Introduction

The unique ability of plants to initiate organs throughout their lifespan results from the activity of meristems. The shoot apical meristem, a dome of cells at the apex of the plant, provides cells for the initiation of new organ primordia around its periphery while maintaining a central core of pluripotent stem cells that remain undifferentiated. During reproductive development, the shoot apical meristem (also called an inflorescence meristem) initiates flower primordia around its periphery. These flower primordia (called floral meristems) give rise to floral organ primordia that arise in concentric rings called whorls. Floral meristems differ from shoot meristems in that all floral stem cells are used up in the process of organ initiation.
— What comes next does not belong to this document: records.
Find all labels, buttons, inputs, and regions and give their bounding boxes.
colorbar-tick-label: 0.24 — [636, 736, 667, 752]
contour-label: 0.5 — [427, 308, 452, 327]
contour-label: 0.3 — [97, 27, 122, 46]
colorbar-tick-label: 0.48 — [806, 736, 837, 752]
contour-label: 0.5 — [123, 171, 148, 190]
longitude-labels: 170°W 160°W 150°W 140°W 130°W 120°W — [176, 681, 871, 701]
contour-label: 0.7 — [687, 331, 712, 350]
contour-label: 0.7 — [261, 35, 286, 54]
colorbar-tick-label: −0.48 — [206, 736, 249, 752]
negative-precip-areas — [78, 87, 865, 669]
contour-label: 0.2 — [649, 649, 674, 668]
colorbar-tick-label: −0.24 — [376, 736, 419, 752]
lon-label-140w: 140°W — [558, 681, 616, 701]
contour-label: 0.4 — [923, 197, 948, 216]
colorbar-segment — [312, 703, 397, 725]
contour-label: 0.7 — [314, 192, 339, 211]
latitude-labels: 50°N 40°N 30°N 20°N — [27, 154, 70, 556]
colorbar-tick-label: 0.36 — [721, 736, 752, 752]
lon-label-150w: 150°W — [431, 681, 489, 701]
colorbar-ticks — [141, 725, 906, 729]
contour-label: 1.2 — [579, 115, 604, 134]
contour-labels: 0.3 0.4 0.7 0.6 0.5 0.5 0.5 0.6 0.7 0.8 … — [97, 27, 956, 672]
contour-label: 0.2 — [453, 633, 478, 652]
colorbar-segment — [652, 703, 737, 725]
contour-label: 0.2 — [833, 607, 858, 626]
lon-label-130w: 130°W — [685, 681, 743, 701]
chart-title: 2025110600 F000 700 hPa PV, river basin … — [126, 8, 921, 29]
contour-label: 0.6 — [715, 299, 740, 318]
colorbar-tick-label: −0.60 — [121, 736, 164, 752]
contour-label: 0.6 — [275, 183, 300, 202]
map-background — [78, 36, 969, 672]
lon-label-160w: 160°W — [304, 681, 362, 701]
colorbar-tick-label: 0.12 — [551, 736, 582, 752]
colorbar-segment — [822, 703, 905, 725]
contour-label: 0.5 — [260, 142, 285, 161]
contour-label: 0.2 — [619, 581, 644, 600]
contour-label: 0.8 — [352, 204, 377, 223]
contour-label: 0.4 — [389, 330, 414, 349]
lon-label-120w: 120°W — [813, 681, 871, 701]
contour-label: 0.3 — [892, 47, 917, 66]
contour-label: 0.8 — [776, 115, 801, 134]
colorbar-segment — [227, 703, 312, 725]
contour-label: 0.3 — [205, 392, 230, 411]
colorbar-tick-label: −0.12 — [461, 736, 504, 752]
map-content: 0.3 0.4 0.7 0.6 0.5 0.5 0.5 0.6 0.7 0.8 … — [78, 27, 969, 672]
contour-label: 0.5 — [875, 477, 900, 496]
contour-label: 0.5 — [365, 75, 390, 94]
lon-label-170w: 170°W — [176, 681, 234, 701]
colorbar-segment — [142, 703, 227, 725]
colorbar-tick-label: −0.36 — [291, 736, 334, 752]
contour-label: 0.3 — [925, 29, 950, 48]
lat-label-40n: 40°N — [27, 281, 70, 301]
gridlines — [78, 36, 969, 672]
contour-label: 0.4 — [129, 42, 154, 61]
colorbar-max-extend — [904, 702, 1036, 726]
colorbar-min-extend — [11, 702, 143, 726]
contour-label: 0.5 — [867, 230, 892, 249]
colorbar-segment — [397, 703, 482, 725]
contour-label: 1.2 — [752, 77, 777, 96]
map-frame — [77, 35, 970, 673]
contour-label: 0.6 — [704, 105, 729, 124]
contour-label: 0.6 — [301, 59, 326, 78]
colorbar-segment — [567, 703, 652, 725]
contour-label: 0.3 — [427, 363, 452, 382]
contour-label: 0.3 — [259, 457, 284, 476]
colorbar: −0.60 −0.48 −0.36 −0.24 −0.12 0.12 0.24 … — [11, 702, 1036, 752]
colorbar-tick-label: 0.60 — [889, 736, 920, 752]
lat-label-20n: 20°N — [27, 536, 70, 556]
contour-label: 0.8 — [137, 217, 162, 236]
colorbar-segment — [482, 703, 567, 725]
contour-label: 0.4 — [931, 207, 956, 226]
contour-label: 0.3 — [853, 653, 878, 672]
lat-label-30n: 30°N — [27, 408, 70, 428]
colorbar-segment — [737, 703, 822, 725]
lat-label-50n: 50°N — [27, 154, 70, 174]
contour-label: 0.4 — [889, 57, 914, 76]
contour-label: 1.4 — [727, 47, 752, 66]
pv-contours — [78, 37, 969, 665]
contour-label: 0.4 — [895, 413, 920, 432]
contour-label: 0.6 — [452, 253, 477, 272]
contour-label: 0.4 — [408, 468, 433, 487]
My lab is interested in understanding the molecular mechanisms that regulate the transitioning of pluripotent stem cells toward differentiated cell fates. In addition, we are studying early events in flower development that control the positioning, number, size and identity of floral organ primordia. We study these processes in the model plant Arabidopsis thaliana.
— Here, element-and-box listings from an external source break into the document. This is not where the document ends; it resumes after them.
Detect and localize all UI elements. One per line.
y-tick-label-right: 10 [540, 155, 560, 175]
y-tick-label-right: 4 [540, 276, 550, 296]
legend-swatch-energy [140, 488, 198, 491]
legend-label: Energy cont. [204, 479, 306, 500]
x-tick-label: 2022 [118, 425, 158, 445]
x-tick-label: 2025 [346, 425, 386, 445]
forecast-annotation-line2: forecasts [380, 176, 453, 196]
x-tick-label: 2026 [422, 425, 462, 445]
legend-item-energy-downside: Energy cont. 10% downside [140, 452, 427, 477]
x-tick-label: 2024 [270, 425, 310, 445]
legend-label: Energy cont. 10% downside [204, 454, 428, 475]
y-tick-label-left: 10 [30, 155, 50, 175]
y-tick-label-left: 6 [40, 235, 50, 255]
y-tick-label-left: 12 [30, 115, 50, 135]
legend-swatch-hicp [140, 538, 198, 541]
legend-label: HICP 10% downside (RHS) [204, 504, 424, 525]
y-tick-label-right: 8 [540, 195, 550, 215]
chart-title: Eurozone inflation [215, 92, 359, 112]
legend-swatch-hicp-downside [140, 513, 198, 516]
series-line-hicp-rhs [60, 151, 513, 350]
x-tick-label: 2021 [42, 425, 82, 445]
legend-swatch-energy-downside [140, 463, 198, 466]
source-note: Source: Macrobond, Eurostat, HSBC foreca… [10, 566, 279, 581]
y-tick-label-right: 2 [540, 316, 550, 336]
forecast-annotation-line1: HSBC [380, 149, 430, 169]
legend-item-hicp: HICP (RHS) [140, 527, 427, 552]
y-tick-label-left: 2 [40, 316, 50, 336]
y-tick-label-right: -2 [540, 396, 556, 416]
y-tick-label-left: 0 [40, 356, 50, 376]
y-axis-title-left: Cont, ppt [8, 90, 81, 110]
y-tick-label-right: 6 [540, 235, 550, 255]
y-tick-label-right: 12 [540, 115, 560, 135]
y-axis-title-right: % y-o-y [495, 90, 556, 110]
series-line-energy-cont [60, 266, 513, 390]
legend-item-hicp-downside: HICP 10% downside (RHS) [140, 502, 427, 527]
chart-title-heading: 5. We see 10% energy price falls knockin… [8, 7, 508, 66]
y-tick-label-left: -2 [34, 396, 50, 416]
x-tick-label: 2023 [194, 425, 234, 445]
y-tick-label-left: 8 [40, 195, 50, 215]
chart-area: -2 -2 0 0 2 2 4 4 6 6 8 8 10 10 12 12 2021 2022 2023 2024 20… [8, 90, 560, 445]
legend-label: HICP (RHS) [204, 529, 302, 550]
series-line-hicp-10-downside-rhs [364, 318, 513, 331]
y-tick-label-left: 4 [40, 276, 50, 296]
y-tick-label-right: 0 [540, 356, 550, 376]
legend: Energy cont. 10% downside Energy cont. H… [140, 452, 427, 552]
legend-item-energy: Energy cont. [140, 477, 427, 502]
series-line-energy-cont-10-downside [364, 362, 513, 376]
Arabidopsis thaliana flowers

We study flower development in Arabidopsis thaliana, because of the many tools available for use with this model plant. Arabidopsis flowers are composed of four different organ types that arise in a characteristic pattern within concentric rings called whorls. Four sepals (se) are present in the outermost whorl (whorl one). Four petals (pe) develop in whorl two at locations between the sepals. Six stamens (st) are found in whorl three and two fused carpels (ca) are located in the innermost fourth whorl.
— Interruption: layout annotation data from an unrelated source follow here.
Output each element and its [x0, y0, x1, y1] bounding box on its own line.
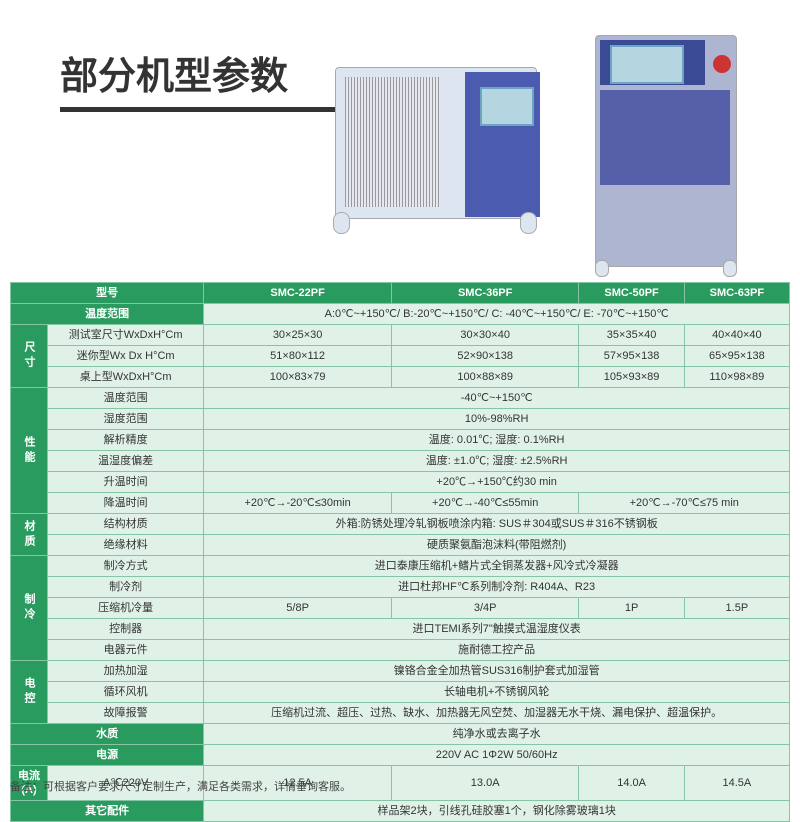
spec-table: 型号 SMC-22PF SMC-36PF SMC-50PF SMC-63PF 温…	[10, 282, 790, 822]
page-title: 部分机型参数	[60, 45, 288, 100]
temprange-val: A:0℃~+150℃/ B:-20℃~+150℃/ C: -40℃~+150℃/…	[204, 304, 790, 325]
model-0: SMC-22PF	[204, 283, 392, 304]
equipment-image-1	[335, 12, 575, 237]
model-2: SMC-50PF	[579, 283, 684, 304]
hdr-temprange: 温度范围	[11, 304, 204, 325]
hdr-model: 型号	[11, 283, 204, 304]
model-1: SMC-36PF	[391, 283, 579, 304]
equipment-image-2	[595, 15, 745, 275]
footnote: 备注：可根据客户要求尺寸定制生产，满足各类需求，详情垂询客服。	[10, 778, 351, 794]
model-3: SMC-63PF	[684, 283, 789, 304]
ABCE model for flower development

The updated ABCE model for flower development proposes that four classes of floral organ identity genes function in overlapping domains to specify different organs types. In Arabidopsis, the A class genes APETALA1 (AP1) and APETALA2 (AP2) act to specify sepal and petal development in whorls one and two, the B class genes APETALA3 (AP3) and PISTILLATA (PI) act to specify petal and stamen development in whorls two and three, and the C class gene AG acts to specify stamen and carpel development in whorls three and four. Proteins encoded by the E class SEPALLATA genes (SEP1-SEP4) work to specify sepal, petal, stamen, and carpel development as cofactors with A, B, and C class proteins. Most of the ABCE genes encode MADS domain transcription factors that are expressed in spatially restricted regions of the floral meristem consistent with their domains of organ identity activities. Alterations in the expression patterns of these genes result in homeotic changes in organ identity.